Given any sequence $h_n$, you can find a $C^\infty$ function $g$ such that $g^{(n)}(0) = h_n$. This implies the answer is "no."
Consider
$$g(x) = \sum_{k=0}^\infty g_k(x), \qquad g_k(x) = \frac{h_k}{k!} x^k \alpha(c_k x),$$
where $\alpha:\mathbb R \to [0,1]$ is a $C^\infty$ function which is $1$ on $[-1,1]$ and $0$ on $\mathbb R \setminus (-2,2)$, and $c_k$ will be chosen later.

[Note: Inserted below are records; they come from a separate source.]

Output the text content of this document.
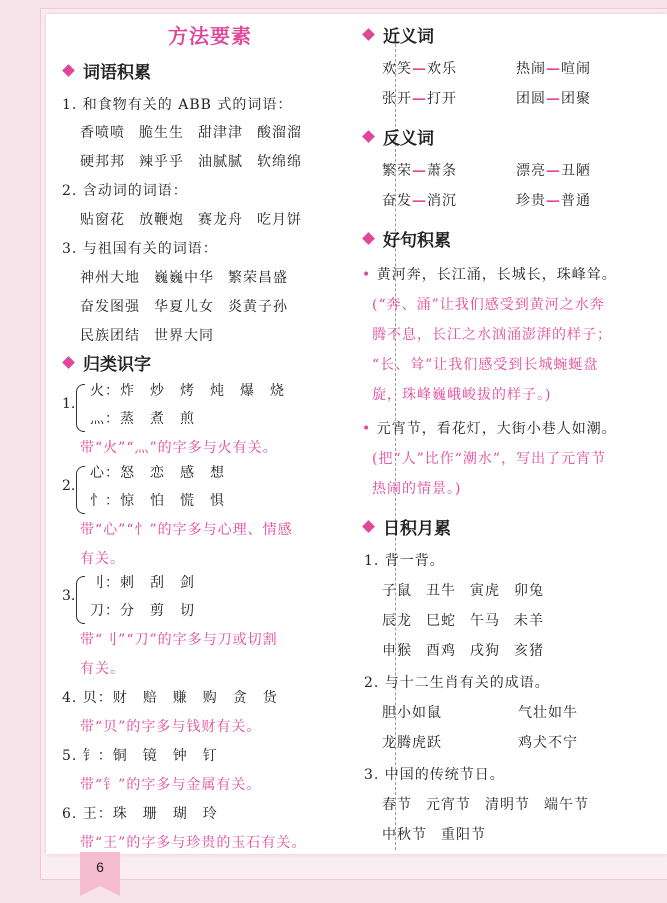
方法要素
词语积累
1. 和食物有关的 ABB 式的词语：
香喷喷 脆生生 甜津津 酸溜溜
硬邦邦 辣乎乎 油腻腻 软绵绵
2. 含动词的词语：
贴窗花 放鞭炮 赛龙舟 吃月饼
3. 与祖国有关的词语：
神州大地 巍巍中华 繁荣昌盛
奋发图强 华夏儿女 炎黄子孙
民族团结 世界大同
归类识字
1.
火：炸　炒　烤　炖　爆　烧
灬：蒸　煮　煎
带“火”“灬”的字多与火有关。
2.
心：怒　恋　感　想
忄：惊　怕　慌　惧
带“心”“忄”的字多与心理、情感
有关。
3.
刂：刺　刮　剑
刀：分　剪　切
带“刂”“刀”的字多与刀或切割
有关。
4. 贝：财　赔　赚　购　贪　货
带“贝”的字多与钱财有关。
5. 钅：铜　镜　钟　钉
带“钅”的字多与金属有关。
6. 王：珠　珊　瑚　玲
带“王”的字多与珍贵的玉石有关。
近义词
欢笑—欢乐	热闹—喧闹
张开—打开	团圆—团聚
反义词
繁荣—萧条	漂亮—丑陋
奋发—消沉	珍贵—普通
好句积累
• 黄河奔，长江涌，长城长，珠峰耸。
(“奔、涌”让我们感受到黄河之水奔
腾不息，长江之水汹涌澎湃的样子；
“长、耸”让我们感受到长城蜿蜒盘
旋，珠峰巍峨峻拔的样子。)
• 元宵节，看花灯，大街小巷人如潮。
(把“人”比作“潮水”，写出了元宵节
热闹的情景。)
日积月累
1. 背一背。
子鼠 丑牛 寅虎 卯兔
辰龙 巳蛇 午马 未羊
申猴 酉鸡 戌狗 亥猪
2. 与十二生肖有关的成语。
胆小如鼠	气壮如牛
龙腾虎跃	鸡犬不宁
3. 中国的传统节日。
春节 元宵节 清明节 端午节
中秋节 重阳节
6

So let's try to show that $\sum_k g_k^{(n)}$ converges uniformly for each $n$. Using Leibnitz' formula, we see that for $k \ge n$
$$ {\|g_k^{(n)}\|}_\infty \le \frac{|h_k|}{k!} \sum_{m=0}^n \binom nm \frac{k!}{(k-m)!}\big[\sup_{c_k x \in [-2,2]}|x|^{k-m}\big] c_k^{n-m} {\|\alpha^{(n-m)}\|}_\infty \le K_n |h_k| 2^kc_k^{n-k}
$$
where $K_n$ depends only on $n$ and $\alpha$. So if $c_k \ge 3 |h_k|^{1/k}$, then $\sum_k {\|g_k^{(n)}\|}_\infty$ converges.
Hence $g = \sum_k g_k$ converges in $C^\infty$. Then it can be easily shown that $g^{(n)}(0) = h_n$.